To help make sense of suffering, Goligher turns to religion. The subtitle of the book, A Christian Response to Physician-Assisted Death, informs readers at the outset that they will be treated to a Christian view of life and death. So does the prayer that prefaces the book. Goligher’s Christianity delivers much to the discussion around end-of-care medicine, largely by building a case that Christianity offers an alternative to the religion that currently dominates healthcare. That religion is secular atheism. 

As Goligher argues, the pretension atheists make that they are not religious tend to fall apart under scrutiny. They have a view of the divine, a perspective on the meaning of life, an understanding of what death is, and more. Both the Christian and the atheist view of life are built on a faith in what cannot be known. The atheist has faith in what he knows about the soul and about what comes after death, and none of these beliefs can be proven. It’s the same with Christianity. “Assisted death is an act of secular faith,” Goligher writes.
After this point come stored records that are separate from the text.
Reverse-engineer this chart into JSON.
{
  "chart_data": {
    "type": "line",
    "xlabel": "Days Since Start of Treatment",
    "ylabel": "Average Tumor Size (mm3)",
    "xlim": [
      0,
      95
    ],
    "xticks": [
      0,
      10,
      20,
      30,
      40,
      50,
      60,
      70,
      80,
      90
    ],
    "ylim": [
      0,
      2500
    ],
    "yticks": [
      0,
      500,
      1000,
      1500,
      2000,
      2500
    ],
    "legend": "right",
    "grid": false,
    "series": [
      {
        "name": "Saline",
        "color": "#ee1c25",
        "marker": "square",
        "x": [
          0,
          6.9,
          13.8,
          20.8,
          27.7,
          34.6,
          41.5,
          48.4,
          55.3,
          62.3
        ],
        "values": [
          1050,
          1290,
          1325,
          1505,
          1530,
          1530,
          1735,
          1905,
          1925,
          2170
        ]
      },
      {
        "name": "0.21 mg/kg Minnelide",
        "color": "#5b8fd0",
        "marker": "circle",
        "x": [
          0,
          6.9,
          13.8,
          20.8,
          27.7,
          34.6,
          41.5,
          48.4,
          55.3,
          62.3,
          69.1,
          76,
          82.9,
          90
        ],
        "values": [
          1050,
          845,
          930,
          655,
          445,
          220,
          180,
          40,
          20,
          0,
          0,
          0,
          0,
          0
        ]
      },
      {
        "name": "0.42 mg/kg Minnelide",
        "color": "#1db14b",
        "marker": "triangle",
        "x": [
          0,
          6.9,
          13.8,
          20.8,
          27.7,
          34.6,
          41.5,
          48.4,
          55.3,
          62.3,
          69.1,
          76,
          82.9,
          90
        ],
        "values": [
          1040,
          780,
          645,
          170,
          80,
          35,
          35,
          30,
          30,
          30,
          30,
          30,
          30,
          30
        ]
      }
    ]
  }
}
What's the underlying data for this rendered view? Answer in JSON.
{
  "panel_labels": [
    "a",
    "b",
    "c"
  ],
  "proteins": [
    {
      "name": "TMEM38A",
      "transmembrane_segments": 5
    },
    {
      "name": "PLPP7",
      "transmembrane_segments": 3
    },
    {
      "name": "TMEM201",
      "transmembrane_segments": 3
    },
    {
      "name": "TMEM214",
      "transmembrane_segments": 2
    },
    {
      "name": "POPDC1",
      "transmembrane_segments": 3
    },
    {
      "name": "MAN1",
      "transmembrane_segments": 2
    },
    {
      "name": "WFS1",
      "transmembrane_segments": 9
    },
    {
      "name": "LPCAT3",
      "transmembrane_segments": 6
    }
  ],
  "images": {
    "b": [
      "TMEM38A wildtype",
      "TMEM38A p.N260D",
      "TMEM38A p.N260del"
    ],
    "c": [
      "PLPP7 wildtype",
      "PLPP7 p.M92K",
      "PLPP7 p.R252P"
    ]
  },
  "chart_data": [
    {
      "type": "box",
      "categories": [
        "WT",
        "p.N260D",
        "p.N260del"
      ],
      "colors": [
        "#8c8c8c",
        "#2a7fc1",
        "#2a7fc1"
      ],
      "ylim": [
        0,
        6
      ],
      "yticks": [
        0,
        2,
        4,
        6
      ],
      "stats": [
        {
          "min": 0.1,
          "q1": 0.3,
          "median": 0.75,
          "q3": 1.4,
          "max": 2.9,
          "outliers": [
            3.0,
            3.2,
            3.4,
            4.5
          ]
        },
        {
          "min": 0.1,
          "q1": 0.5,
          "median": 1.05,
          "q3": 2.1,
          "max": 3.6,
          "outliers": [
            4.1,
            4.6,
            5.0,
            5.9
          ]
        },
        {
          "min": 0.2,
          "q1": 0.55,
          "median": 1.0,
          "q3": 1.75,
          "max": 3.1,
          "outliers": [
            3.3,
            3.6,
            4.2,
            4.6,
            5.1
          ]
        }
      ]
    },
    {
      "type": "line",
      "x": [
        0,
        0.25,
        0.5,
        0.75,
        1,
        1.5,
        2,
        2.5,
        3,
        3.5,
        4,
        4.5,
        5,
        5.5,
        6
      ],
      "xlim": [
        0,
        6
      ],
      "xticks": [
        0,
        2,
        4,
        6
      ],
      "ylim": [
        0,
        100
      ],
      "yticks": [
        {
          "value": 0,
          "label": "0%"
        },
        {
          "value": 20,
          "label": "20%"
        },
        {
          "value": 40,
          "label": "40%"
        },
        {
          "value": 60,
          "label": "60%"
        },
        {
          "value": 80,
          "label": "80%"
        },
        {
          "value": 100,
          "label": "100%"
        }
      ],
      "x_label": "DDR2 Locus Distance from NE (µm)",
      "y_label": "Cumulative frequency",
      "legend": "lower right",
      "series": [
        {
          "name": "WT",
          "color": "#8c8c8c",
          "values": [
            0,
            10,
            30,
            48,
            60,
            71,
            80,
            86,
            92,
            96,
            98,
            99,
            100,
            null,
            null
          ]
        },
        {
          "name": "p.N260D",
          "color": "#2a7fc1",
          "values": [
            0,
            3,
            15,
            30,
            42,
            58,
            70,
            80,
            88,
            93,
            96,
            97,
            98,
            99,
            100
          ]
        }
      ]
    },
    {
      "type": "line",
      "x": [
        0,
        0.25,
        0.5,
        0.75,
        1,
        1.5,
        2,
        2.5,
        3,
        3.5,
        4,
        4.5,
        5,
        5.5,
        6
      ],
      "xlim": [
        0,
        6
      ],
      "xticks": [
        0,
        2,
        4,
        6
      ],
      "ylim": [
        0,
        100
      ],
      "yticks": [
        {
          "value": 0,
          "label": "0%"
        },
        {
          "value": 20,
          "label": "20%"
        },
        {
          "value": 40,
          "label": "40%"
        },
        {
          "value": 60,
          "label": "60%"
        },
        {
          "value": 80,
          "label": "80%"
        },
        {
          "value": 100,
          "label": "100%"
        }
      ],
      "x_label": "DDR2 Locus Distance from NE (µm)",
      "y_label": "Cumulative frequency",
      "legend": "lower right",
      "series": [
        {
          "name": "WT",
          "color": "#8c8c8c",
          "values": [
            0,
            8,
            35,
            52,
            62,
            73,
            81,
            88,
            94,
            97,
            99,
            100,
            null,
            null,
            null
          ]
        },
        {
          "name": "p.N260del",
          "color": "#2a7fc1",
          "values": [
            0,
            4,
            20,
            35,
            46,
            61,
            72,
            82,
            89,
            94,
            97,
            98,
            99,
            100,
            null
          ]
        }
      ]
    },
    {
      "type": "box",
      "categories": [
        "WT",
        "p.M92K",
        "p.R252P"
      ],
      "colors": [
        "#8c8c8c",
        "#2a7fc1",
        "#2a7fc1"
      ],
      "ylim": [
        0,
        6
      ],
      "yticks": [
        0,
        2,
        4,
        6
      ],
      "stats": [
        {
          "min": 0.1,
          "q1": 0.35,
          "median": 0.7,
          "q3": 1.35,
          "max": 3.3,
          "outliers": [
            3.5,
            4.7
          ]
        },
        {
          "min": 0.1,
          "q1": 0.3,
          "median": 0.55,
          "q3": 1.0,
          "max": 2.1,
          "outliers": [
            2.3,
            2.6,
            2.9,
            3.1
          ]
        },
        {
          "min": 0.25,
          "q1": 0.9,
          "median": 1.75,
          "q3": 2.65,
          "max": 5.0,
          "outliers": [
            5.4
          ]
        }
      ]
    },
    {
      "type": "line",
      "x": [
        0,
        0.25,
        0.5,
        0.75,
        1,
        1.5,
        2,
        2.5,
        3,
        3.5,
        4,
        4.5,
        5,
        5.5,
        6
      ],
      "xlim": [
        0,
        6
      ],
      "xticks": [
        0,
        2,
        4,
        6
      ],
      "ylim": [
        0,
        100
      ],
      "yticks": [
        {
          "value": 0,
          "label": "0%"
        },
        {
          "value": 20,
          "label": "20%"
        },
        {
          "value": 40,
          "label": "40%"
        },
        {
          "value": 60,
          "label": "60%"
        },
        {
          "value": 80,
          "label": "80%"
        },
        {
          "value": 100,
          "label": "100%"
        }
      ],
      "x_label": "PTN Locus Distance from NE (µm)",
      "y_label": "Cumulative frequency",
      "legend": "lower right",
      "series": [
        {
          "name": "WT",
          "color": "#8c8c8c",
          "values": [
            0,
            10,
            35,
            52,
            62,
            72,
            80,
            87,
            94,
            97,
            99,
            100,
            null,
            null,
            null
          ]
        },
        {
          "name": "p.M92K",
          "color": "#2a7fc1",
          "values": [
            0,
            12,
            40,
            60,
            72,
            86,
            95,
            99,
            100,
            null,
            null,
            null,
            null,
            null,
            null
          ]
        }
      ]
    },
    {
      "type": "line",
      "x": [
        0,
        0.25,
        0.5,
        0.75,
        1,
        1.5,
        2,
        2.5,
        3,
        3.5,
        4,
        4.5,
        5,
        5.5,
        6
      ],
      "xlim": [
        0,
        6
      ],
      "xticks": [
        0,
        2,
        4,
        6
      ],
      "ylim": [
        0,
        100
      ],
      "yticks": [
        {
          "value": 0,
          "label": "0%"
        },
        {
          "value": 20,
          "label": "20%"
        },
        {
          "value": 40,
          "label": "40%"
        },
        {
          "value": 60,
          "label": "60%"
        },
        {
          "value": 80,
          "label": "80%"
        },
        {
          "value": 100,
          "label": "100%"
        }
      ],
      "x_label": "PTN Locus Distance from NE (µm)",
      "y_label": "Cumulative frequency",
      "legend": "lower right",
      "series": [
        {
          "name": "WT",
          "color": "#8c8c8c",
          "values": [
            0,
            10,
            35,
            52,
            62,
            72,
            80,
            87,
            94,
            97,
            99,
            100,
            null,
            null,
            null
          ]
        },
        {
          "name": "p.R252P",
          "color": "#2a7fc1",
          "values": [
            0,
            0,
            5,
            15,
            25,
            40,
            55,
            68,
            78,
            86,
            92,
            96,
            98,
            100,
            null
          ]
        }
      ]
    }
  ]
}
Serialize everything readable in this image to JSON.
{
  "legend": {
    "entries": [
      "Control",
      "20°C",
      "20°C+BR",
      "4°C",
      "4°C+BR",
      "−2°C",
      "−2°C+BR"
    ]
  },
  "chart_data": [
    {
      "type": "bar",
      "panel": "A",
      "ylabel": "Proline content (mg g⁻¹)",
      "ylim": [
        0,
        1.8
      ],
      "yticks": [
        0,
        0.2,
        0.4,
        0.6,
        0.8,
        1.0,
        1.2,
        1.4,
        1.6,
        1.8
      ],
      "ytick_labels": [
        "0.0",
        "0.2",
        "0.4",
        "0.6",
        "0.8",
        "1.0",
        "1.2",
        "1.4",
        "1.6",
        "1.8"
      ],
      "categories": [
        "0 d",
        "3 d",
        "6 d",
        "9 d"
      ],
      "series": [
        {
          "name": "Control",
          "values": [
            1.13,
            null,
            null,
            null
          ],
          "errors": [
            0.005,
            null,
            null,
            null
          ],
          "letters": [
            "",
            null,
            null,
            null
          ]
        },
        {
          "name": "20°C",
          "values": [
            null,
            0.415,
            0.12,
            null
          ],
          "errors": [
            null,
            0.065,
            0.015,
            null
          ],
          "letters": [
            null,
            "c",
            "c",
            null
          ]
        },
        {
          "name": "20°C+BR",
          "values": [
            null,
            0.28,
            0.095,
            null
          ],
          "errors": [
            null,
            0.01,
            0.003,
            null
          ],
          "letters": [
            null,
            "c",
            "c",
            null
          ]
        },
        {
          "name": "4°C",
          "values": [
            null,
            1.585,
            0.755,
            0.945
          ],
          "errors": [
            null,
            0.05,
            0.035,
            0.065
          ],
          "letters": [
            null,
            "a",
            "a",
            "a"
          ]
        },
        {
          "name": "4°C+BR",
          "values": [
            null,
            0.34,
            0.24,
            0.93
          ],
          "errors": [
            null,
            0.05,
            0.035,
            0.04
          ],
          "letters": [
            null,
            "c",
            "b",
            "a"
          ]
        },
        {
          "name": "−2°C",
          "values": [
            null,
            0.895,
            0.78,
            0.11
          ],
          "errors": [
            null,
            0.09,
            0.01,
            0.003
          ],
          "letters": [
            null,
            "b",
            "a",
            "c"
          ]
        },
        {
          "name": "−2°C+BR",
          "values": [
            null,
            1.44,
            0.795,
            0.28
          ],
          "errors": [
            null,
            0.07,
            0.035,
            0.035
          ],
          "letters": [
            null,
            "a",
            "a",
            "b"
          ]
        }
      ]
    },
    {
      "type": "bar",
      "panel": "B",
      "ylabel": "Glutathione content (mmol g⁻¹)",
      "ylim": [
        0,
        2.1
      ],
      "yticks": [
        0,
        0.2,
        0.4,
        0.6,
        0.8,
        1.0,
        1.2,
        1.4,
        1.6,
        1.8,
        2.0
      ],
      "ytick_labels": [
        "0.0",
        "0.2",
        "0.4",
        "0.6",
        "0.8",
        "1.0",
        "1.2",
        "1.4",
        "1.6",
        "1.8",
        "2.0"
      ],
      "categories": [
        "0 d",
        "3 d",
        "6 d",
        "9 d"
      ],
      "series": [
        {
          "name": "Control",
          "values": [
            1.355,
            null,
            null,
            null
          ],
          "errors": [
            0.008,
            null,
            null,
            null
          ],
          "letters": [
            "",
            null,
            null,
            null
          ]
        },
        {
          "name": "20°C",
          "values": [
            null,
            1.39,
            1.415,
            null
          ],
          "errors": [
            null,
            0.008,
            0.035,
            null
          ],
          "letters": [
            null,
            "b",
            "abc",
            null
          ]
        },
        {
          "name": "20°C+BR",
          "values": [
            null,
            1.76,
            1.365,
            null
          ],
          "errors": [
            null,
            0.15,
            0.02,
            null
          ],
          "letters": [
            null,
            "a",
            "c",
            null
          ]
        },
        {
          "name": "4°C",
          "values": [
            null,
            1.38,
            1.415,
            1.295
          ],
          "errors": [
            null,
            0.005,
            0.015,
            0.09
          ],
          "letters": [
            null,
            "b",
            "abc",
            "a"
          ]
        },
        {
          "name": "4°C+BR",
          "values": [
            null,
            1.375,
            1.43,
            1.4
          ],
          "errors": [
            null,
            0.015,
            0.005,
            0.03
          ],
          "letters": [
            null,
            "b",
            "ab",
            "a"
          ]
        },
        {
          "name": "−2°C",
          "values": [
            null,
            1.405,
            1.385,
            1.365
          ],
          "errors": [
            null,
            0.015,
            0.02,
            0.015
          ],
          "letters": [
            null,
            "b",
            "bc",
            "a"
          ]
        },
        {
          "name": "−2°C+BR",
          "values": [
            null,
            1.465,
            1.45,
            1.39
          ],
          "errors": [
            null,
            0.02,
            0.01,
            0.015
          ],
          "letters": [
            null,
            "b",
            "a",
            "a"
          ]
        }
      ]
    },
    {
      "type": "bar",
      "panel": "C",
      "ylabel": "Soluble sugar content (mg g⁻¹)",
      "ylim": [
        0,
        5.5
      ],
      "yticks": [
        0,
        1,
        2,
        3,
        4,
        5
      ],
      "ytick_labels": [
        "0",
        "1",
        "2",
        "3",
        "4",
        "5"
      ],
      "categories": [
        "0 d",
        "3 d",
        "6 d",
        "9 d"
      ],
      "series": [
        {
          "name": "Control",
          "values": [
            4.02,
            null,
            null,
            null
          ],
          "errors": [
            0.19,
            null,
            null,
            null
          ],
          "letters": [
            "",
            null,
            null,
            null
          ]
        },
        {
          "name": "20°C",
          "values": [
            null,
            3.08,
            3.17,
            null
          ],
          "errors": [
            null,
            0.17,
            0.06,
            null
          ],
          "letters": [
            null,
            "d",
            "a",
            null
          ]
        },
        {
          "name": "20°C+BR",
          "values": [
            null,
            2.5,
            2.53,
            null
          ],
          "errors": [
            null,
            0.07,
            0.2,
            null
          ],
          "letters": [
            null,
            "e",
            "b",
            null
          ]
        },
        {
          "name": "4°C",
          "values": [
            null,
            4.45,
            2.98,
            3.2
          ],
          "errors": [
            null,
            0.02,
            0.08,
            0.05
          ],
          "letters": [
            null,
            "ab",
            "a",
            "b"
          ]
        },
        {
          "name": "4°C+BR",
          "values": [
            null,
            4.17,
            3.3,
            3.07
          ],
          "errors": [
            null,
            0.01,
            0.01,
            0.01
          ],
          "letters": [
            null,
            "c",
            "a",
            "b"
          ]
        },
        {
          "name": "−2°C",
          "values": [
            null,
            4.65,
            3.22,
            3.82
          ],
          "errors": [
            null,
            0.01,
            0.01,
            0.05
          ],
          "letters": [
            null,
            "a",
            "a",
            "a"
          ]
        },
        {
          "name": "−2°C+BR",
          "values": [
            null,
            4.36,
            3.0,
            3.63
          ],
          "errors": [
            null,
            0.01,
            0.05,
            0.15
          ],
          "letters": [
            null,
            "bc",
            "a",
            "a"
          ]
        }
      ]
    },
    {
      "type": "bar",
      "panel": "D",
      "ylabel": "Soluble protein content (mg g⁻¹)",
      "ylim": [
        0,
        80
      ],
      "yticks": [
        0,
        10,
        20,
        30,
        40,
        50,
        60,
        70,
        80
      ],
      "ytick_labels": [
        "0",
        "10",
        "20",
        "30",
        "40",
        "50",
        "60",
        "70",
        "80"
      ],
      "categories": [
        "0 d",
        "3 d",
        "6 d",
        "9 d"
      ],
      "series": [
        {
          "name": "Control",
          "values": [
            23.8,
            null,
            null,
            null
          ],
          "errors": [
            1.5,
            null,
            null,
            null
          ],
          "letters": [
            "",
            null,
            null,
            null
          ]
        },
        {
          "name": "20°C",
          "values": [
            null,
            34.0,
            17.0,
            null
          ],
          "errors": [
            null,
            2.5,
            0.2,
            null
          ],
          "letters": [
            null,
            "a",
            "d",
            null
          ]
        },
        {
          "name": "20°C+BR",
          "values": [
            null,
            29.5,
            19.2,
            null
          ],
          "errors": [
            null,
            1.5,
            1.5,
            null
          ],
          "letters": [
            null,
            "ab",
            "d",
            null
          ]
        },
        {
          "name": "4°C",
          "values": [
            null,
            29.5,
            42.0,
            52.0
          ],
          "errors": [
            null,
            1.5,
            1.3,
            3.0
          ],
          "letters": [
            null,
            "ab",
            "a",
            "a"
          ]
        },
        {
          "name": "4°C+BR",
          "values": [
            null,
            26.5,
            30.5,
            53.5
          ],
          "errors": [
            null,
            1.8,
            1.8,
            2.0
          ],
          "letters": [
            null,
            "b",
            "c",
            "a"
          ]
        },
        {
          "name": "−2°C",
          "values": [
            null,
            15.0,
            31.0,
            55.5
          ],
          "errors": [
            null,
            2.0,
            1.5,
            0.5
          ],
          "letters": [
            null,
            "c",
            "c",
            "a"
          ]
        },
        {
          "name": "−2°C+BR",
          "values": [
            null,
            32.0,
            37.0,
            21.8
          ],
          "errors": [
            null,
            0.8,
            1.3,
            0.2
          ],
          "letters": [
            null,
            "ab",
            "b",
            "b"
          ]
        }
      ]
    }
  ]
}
Opposing assisted death is an act of Christian faith. 

Throughout the book, Goligher returns to his most persuasive argument: that human life has intrinsic value. This perspective is one of those values buried so deep in the social firmament that a person might forget the value is Christian. Goligher sets this Christian view against the secular view now reigning in healthcare: that humans have extrinsic value. To treat humans as creatures with extrinsic value—meaning they have value only for what they can do, not for what they are—is to treat humans as things that produce value as opposed to persons who are valuable in and of themselves. 

Goligher documents how widespread this secular view of life has become. Patients end their lives with the help of the medical establishment because they cannot work, they cannot care for themselves, they cannot think, ergo they have no value to anybody, including themselves. Goligher’s reasoning culminates in difficult conclusions for the secularist. For if a life can be terminated when it is deemed to have no value, then surely lives can be valued differently according to how much productivity and utility they possess. As Goligher argues, the secularist who treats life as a commodity—and that’s what an extrinsic appraisal of value does—cleaves to the same view of human life as does the slave trader. 

Despair features prominently in How Should We Then Die? “Physician-assisted death is held up as a solution to the problem of suffering,” Goligher writes, but “at bottom, it is really an act of despair.” Goligher does not gloss over the despair that accompanies death. As an end-of-life physician, he has seen suffering, and he shares examples from his professional life of the desolation that awaits the dying. In a chapter dedicated to addressing despair, Goligher espouses a Christian existentialism that he argues offers consolation to the dying. The value of life must be intrinsic if the meaning of life is to withstand the obliteration of death. This is a point Goligher makes in this chapter, and across the entire work, in language subversive in its simplicity and filled with pathos for those suffering through the worst moments of their lives. 

The final section of the book provides a neat summary of Goligher’s argument. This chapter would make a fine pamphlet for anti-MAID missionaries to hand out to troubled souls. 

The main proponents of MAID are rich, white, godless people who have colonized healthcare with their ennui. These people profess to have no intrinsic value and don’t see it in others. They, perhaps more than anybody else, despair at death. Whether they are open-minded enough to read How Should We Then Die? remains to be seen, but if they do read with open ears, they might find in Goligher’s gentle language and common-sense logic a reason not to kill themselves—and each other. 


Robert Grant Price is a university teacher and communications consultant.